The Assembly will continue pursuing comprehensive solutions to the deficit crisis California is sharing with so many of our sister states. We will continue to do so in a way that prevents the elimination of California’s safety net and the evisceration of our public schools.
Throughout the process my Democratic colleagues and I fought the worst aspects of governor’s budget, specifically his outlandish proposals to totally abolish the safety net in California.
This is what I’m talking about:
The Governor’s budget would mean 950,000 kids lose Healthy Families health care.
The Governor’s budget would kick 587,000 poor families off of CalWorks. CalWorks has been working.

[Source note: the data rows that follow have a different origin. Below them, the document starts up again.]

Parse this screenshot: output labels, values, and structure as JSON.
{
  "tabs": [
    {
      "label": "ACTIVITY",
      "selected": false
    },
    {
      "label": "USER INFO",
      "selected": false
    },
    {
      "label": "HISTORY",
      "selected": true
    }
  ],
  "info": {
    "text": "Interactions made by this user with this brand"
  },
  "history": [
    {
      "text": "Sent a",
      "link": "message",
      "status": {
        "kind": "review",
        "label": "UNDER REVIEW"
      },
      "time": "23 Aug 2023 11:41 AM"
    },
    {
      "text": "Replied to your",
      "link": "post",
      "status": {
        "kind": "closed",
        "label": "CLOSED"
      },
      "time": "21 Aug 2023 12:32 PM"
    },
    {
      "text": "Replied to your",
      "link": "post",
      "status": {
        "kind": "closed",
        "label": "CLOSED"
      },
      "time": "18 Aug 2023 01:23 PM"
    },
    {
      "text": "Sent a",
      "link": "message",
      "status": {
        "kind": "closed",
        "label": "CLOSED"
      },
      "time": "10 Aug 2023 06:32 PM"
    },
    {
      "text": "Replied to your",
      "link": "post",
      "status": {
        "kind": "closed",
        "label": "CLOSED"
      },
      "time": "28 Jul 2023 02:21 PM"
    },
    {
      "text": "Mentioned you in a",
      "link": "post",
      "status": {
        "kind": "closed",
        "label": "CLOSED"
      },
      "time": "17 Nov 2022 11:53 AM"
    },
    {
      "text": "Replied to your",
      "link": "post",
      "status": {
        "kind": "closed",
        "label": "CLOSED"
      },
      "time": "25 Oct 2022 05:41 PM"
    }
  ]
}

Until the current recession, CalWORKs caseloads have declined 50% since 1995.
The Governor’s budget would basically eliminate In Home Supportive Services and make it more likely that 400,000 elderly Californians would lose their independence and get forced into nursing homes.
The Governor’s phased-in elimination of CalGrants would mean 75,000 to 100,000 kids scheduled to start school in September will have their grants taken away. CalGrants make the opportunity to go to college as accessible to underserved and middle class families as it is to the children of millionaires.

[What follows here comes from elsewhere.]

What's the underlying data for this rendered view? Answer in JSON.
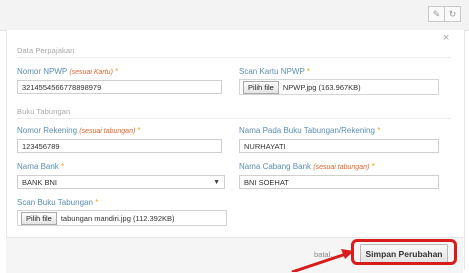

One young African American woman -- 24 years old and born HIV positive testified that the governor’s proposal will cut her off from lifesaving anti-viral drugs.
We will continue to work in the coming days to find solutions to our budget deficit that don’t come by sacrificing the most vulnerable in our society. And while deep cuts to services I care deeply about were inevitable in these tough times, we can’t let California become the only government in the first world without a safety net.